Por Miguel Ángel Cid Cid
El punto en medio del conuco de atrás deja ver con claridad la gabela ganada por los vendedores de sustancias prohibidas. El local cuenta con tres sillas y cuatro bloques que usan como mesa de exhibición.
Un parafraseo a la columna Como lo pienso lo digo de Juan Isidro Inoa, periodista, propietario del bar El Punto de Juan Isidro, permite decir: como me lo contaron lo digo.
El grupo de jovenzuelos van y vienen de un callejón al otro, pasan a campo traviesa por los sembradíos del entorno. En la parcela que está justo en la parte de atrás de la casa donde vivo, su propietario cultiva plátanos, guineos, yuca, naranjas agrias y otros frutos.
El establecimiento comercial se encuentra, precisamente, en el medio de ese conuco. En un punto equidistante de las viviendas vecinas. Para no quedarse atrás con la creatividad, le pusieron nombre comercial. Se llama: El Punto del Conuco.
Hasta amueblado está el lugar. Los muebles son: cuatro bloques de seis con los que habilitaron una mesa para exhibir sus productos. Además, tres sillas plásticas, de esas que se rompen en las casas y terminan desechadas. No. No tienen balanza. Ellos reciben la mercancía previamente pesadas y empacadas.
Pero estos muchachones no sólo se encandilan con los productos vendidos en su negocio. En ocasiones, cuando hay algún racimo de plátano listo, o casi listo para comer, lo cortan, salen como un chele a venderlo a otro negociante de su confianza. La venta aporta ganancia extra que ellos utilizan para comprar más de lo otro. Para extender la alucinación.

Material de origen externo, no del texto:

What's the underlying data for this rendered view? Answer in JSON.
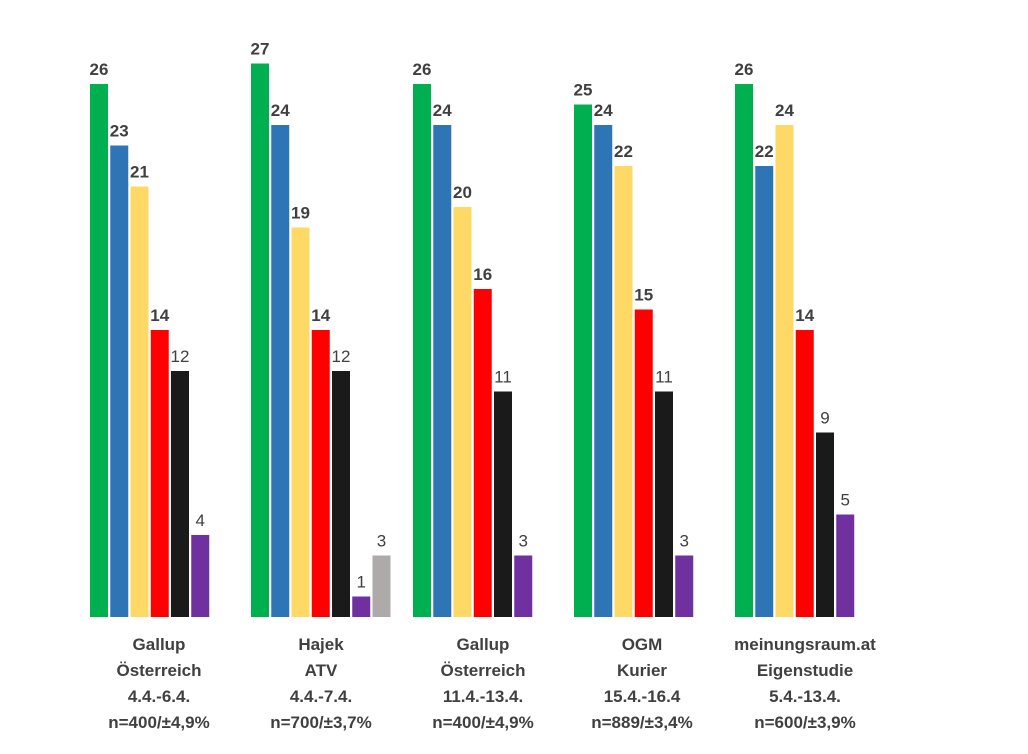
{
  "chart_data": {
    "type": "bar",
    "title": "",
    "xlabel": "",
    "ylabel": "",
    "ylim": [
      0,
      27
    ],
    "grid": false,
    "legend": "none",
    "categories": [
      [
        "Gallup",
        "Österreich",
        "4.4.-6.4.",
        "n=400/±4,9%"
      ],
      [
        "Hajek",
        "ATV",
        "4.4.-7.4.",
        "n=700/±3,7%"
      ],
      [
        "Gallup",
        "Österreich",
        "11.4.-13.4.",
        "n=400/±4,9%"
      ],
      [
        "OGM",
        "Kurier",
        "15.4.-16.4",
        "n=889/±3,4%"
      ],
      [
        "meinungsraum.at",
        "Eigenstudie",
        "5.4.-13.4.",
        "n=600/±3,9%"
      ]
    ],
    "groups": [
      {
        "bars": [
          {
            "value": 26,
            "color": "#00b050",
            "bold": true
          },
          {
            "value": 23,
            "color": "#2e75b6",
            "bold": true
          },
          {
            "value": 21,
            "color": "#ffd966",
            "bold": true
          },
          {
            "value": 14,
            "color": "#ff0000",
            "bold": true
          },
          {
            "value": 12,
            "color": "#1a1a1a",
            "bold": false
          },
          {
            "value": 4,
            "color": "#7030a0",
            "bold": false
          }
        ]
      },
      {
        "bars": [
          {
            "value": 27,
            "color": "#00b050",
            "bold": true
          },
          {
            "value": 24,
            "color": "#2e75b6",
            "bold": true
          },
          {
            "value": 19,
            "color": "#ffd966",
            "bold": true
          },
          {
            "value": 14,
            "color": "#ff0000",
            "bold": true
          },
          {
            "value": 12,
            "color": "#1a1a1a",
            "bold": false
          },
          {
            "value": 1,
            "color": "#7030a0",
            "bold": false
          },
          {
            "value": 3,
            "color": "#aeaaaa",
            "bold": false
          }
        ]
      },
      {
        "bars": [
          {
            "value": 26,
            "color": "#00b050",
            "bold": true
          },
          {
            "value": 24,
            "color": "#2e75b6",
            "bold": true
          },
          {
            "value": 20,
            "color": "#ffd966",
            "bold": true
          },
          {
            "value": 16,
            "color": "#ff0000",
            "bold": true
          },
          {
            "value": 11,
            "color": "#1a1a1a",
            "bold": false
          },
          {
            "value": 3,
            "color": "#7030a0",
            "bold": false
          }
        ]
      },
      {
        "bars": [
          {
            "value": 25,
            "color": "#00b050",
            "bold": true
          },
          {
            "value": 24,
            "color": "#2e75b6",
            "bold": true
          },
          {
            "value": 22,
            "color": "#ffd966",
            "bold": true
          },
          {
            "value": 15,
            "color": "#ff0000",
            "bold": true
          },
          {
            "value": 11,
            "color": "#1a1a1a",
            "bold": false
          },
          {
            "value": 3,
            "color": "#7030a0",
            "bold": false
          }
        ]
      },
      {
        "bars": [
          {
            "value": 26,
            "color": "#00b050",
            "bold": true
          },
          {
            "value": 22,
            "color": "#2e75b6",
            "bold": true
          },
          {
            "value": 24,
            "color": "#ffd966",
            "bold": true
          },
          {
            "value": 14,
            "color": "#ff0000",
            "bold": true
          },
          {
            "value": 9,
            "color": "#1a1a1a",
            "bold": false
          },
          {
            "value": 5,
            "color": "#7030a0",
            "bold": false
          }
        ]
      }
    ]
  }
}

El agricultor llega en la madrugada a atender su siembra. Para precisar, llega antes de las 7:00 de la mañana. Corta las hojas secas de los plátanos, le limpia el tronco para que desarrollen rápido y elimina los retoños que van saliendo. Pero el hijuelo más adelantado se deja para continuar la cosecha.
Cerca de tres horas después el agricultor se retira a atender otros compromisos. Al día siguiente se repite la rutina. El dueño vuelve a limpiar el camino para que los otros inquilinos, los dueños de El Punto del Conuco puedan ver con claridad los racimos que van llenando.
Con la retirada del dueño, los otros inquilinos llegan a trabajar a sus anchas durante todo el día. Van y vienen de sus casas al conuco y del conuco a sus casas. Es como si fueran a reponer la mercancía alucinante.
El colmo sería que pongan un letrero en la carretera con el nombre del negocio: El Punto del Conuco, con una flecha señalando hacia adentro del Callejón de Juanita. Es cuestión de tiempo para que los nuevos clientes se paren en el frente de mi casa a preguntar:
— Vecino, ¿en dónde es que está El Punto del Conuco?
El lector estará pensando —y con razón— será que el dueño de ese conuco no sabe que le están ocupando su sembradío para actividades ilícitas.
No sólo lo sabe, sino que, conoce a cada uno de los vendedores. En ocasiones él se para a hablar conmigo sobre el caso. Cuenta sus preocupaciones, habla de la impotencia, del temor que siente al no poder hacer nada. Se lamenta.
— Caramba Manuel —dice— hay días en los que yo quisiera terminar la limpieza de un surco, pero los veo rondando y decido irme para volver al día siguiente.
— La gente que vende chines de droga —óigalo bien don Manuel— los que venden chines son más peligrosos que los capos.
¿Vecino, y la policía qué hace al respecto?
— La policía, don Manuel, hace lo mismo de siempre. Está agarrando la gente de trabajo para quitarles los chelitos. Aquí nadie puede ir al trabajo en un motorcito.
— Óigalo bien don Manuel, dijo apenado, en este país la gente seria no vale nada. La gente de trabajo tiene que vivir asustada.